ID :
12997
Sat, 07/19/2008 - 10:08
Auther :

BOJ alert to whether higher prices lead to wage hikes

TOKYO, July 19 Kyodo - The current price hikes facing the Japanese economy is not a temporary development, Bank of Japan Governor Masaaki Shirakawa said Friday, suggesting the central bank may raise interest rates if wages follow suit.

The degree to which people actually feel the pinch from price hikes in their daily lives is ''increasing,'' Shirakawa told a seminar in Tokyo.

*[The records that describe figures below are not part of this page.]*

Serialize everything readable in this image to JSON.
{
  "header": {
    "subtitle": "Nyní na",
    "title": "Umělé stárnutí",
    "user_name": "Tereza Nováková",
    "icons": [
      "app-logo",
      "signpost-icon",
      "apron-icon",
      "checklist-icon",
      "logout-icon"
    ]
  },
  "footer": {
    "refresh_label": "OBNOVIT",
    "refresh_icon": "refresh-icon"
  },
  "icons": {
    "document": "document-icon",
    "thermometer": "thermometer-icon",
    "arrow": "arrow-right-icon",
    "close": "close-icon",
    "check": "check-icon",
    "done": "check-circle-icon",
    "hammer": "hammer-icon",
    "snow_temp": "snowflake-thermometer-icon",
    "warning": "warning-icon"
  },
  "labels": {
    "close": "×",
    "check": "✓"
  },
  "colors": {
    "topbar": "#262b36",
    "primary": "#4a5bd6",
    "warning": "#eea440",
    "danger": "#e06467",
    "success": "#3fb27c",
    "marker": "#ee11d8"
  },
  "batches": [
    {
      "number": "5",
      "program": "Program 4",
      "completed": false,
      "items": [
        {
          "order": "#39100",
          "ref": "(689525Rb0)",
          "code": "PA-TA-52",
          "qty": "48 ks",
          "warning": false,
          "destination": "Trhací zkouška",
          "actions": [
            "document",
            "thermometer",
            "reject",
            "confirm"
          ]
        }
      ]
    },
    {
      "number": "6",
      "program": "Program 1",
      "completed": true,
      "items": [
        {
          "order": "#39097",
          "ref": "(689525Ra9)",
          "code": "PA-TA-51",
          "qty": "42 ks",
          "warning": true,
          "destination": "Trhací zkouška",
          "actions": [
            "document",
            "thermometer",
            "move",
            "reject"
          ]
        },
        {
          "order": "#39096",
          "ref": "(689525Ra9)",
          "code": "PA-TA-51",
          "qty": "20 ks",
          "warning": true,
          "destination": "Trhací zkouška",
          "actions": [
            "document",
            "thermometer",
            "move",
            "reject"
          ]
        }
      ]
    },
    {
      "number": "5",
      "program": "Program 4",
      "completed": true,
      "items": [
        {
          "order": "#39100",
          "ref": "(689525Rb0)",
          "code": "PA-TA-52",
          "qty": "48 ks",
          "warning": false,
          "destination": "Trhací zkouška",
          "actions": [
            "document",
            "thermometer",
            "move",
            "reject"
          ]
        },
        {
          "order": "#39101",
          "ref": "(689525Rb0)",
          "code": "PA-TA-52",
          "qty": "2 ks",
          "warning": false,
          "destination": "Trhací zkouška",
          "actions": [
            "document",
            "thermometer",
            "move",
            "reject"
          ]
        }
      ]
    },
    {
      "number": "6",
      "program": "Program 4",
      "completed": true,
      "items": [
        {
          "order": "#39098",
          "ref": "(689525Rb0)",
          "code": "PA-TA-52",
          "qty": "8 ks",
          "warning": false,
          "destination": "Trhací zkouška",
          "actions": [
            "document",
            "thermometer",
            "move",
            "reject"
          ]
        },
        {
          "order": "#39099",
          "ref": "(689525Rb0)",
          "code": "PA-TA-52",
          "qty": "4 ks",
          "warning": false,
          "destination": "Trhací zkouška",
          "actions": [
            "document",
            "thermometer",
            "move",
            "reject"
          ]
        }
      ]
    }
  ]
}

''While prices have been rising in the long run for foods and other products, we don't think this is a temporary rise.''

How people feel largely affects how companies set the prices of their products,
he also said, adding the BOJ remains highly alert to what he calls a
''second-round effect'' of higher oil and other commodity prices, or ''negative
spiral of (rising) wages and prices.''

He denied Japan has already come to such a stage, because wages have been well
suppressed in the country so far.
But he said, ''We need to avoid'' the second-round effect, suggesting that once
such a situation occurs, the BOJ will not rule out the option of handling it
with monetary policies, possibly by raising interest rates.
Meanwhile, the governor also said the BOJ will not try to control everything
that associate with present rises of energy and raw material costs, because
excessive countermeasures would in turn harm economic growth.
The BOJ maintained its key interest rate at 0.5 percent Tuesday for the 17th
month running, while downgrading its estimate for Japan's economic growth in
the current fiscal year through March and revising upward its projection for
consumer price inflation.
In the seminar, Shirakawa said the bank's monetary policy reflects its view
that the Japanese economy will continue to tread the path of ''sustainable
growth under price stability.''
The key issue for the global economy is whether it can achieve sustainable
growth by shrugging off risk factors, the governor said.
Although there remain risk factors, including price hikes, it is likely that
''advanced economies will gradually exit the current slowdown phase and expand
moderately,'' Shirakawa said.
However, he pointed to some negative factors threatening the desired scenario,
such as rising prices on global commodity markets, downside risks to U.S. and
European growth from troubled financial markets hit by U.S. subprime mortgage
problems and the global credit crunch.